I'm given the set $S=\{r\in \mathbb{Q}:r \ge \sqrt{2}\}$ and asked to find
a. $\operatorname{bd}S = [\sqrt{2},\infty)$
b. $S'= [\sqrt{2},\infty)$
c. $\operatorname{cl} S = [\sqrt{2},\infty)$
d. $\operatorname{bd}(\operatorname{cl} S) = \{\sqrt{2}\}$
My understandings of a boundary point of $S$ is every neighborhood of $x$ must have a point in $S$ and also a point not in $S$. By this logic it's easy to see every number n greater or equal to $\sqrt{2}$ is a boundary point for $S$.
For accumulation point it follows the same logic as boundary except every deleted neighborhood of $x$ should have a point in $S$ other than itself.

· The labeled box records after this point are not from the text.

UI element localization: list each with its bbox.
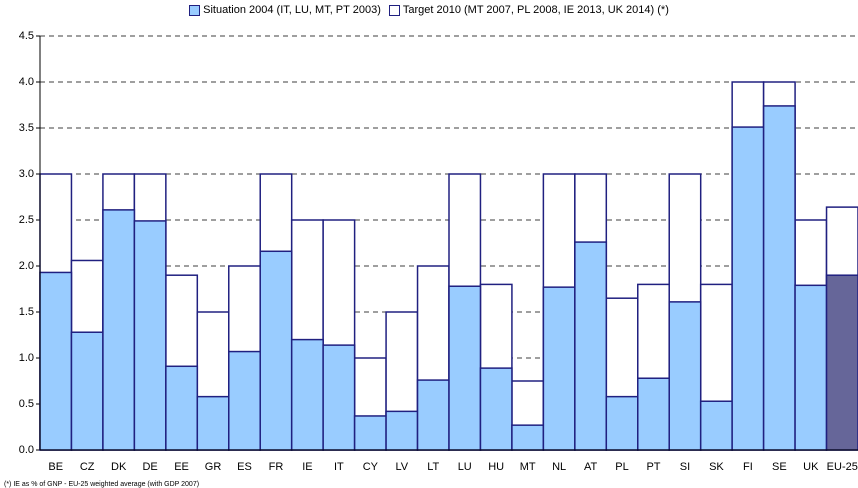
y-tick-label: 0.0 bbox=[19, 444, 34, 456]
y-tick-label: 4.0 bbox=[19, 76, 34, 88]
bar bbox=[353, 415, 387, 451]
x-tick-label: BE bbox=[48, 461, 63, 473]
bar bbox=[39, 271, 73, 451]
legend-item: Target 2010 (MT 2007, PL 2008, IE 2013, … bbox=[388, 4, 669, 16]
bar bbox=[825, 274, 858, 451]
x-tick-label: LT bbox=[427, 461, 439, 473]
legend-label: Target 2010 (MT 2007, PL 2008, IE 2013, … bbox=[402, 4, 669, 16]
bar bbox=[731, 126, 765, 451]
y-tick-label: 0.5 bbox=[19, 398, 34, 410]
legend-swatch bbox=[189, 4, 201, 16]
x-tick-label: EE bbox=[174, 461, 189, 473]
x-tick-label: LU bbox=[458, 461, 472, 473]
bar bbox=[762, 105, 796, 451]
y-tick-label: 1.0 bbox=[19, 352, 34, 364]
legend-item: Situation 2004 (IT, LU, MT, PT 2003) bbox=[189, 4, 381, 16]
bar bbox=[165, 365, 199, 451]
x-tick-label: SK bbox=[709, 461, 724, 473]
bar bbox=[290, 338, 324, 451]
bar bbox=[322, 344, 356, 451]
legend: Situation 2004 (IT, LU, MT, PT 2003) Tar… bbox=[0, 4, 858, 16]
x-tick-label: GR bbox=[205, 461, 222, 473]
bar bbox=[259, 250, 293, 451]
bar bbox=[196, 395, 230, 451]
bar bbox=[133, 220, 167, 451]
bar bbox=[385, 410, 419, 451]
bar bbox=[542, 286, 576, 451]
y-tick-label: 2.0 bbox=[19, 260, 34, 272]
bar bbox=[668, 301, 702, 451]
x-tick-label: CY bbox=[363, 461, 379, 473]
x-tick-label: DK bbox=[111, 461, 127, 473]
x-tick-label: AT bbox=[584, 461, 598, 473]
y-tick-label: 2.5 bbox=[19, 214, 34, 226]
bar bbox=[605, 395, 639, 451]
y-tick-label: 1.5 bbox=[19, 306, 34, 318]
bar bbox=[416, 379, 450, 451]
footnote: (*) IE as % of GNP - EU-25 weighted aver… bbox=[4, 481, 199, 488]
x-tick-label: NL bbox=[552, 461, 566, 473]
y-tick-label: 3.5 bbox=[19, 122, 34, 134]
bar bbox=[794, 284, 828, 451]
bar bbox=[102, 209, 136, 451]
x-tick-label: HU bbox=[488, 461, 504, 473]
bar bbox=[228, 350, 261, 451]
x-tick-label: FI bbox=[743, 461, 753, 473]
legend-swatch bbox=[388, 4, 400, 16]
x-tick-label: EU-25 bbox=[827, 461, 858, 473]
bar bbox=[574, 241, 608, 451]
x-tick-label: MT bbox=[520, 461, 536, 473]
bar bbox=[479, 367, 513, 451]
x-tick-label: ES bbox=[237, 461, 252, 473]
y-tick-label: 4.5 bbox=[19, 30, 34, 42]
bar bbox=[511, 424, 545, 451]
x-tick-label: CZ bbox=[80, 461, 95, 473]
bar bbox=[70, 331, 104, 451]
x-tick-label: PL bbox=[615, 461, 628, 473]
bar bbox=[448, 285, 482, 451]
x-tick-label: UK bbox=[803, 461, 819, 473]
legend-label: Situation 2004 (IT, LU, MT, PT 2003) bbox=[203, 4, 381, 16]
bar bbox=[637, 377, 670, 451]
x-tick-label: IT bbox=[334, 461, 344, 473]
x-tick-label: LV bbox=[395, 461, 408, 473]
x-tick-label: PT bbox=[646, 461, 660, 473]
bar bbox=[699, 400, 733, 451]
x-tick-label: FR bbox=[269, 461, 284, 473]
x-tick-label: IE bbox=[302, 461, 312, 473]
x-tick-label: SI bbox=[680, 461, 690, 473]
x-tick-label: SE bbox=[772, 461, 787, 473]
y-tick-label: 3.0 bbox=[19, 168, 34, 180]
x-tick-label: DE bbox=[142, 461, 157, 473]
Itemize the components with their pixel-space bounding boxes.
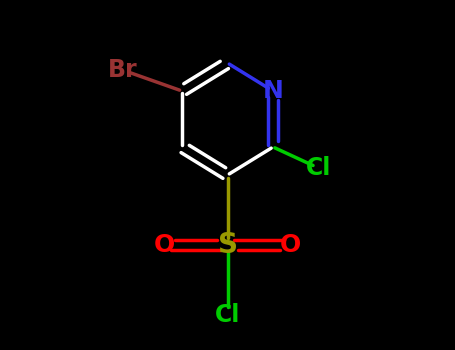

For the closure of the set I know $\operatorname{cl} S = S \cup S'= S \cup \operatorname{bd} S$ So it seems clear $\operatorname{cl}S=\operatorname{bd} S=S'$
Lastly for $\operatorname{bd}([\sqrt{2}, \infty))$ I can easily see that $\operatorname{bd}(\operatorname{cl} S)=\{\sqrt{2}\}$.
Am I correct?
Yes. You are correct.
So that this moves off the Unanswered-Q list.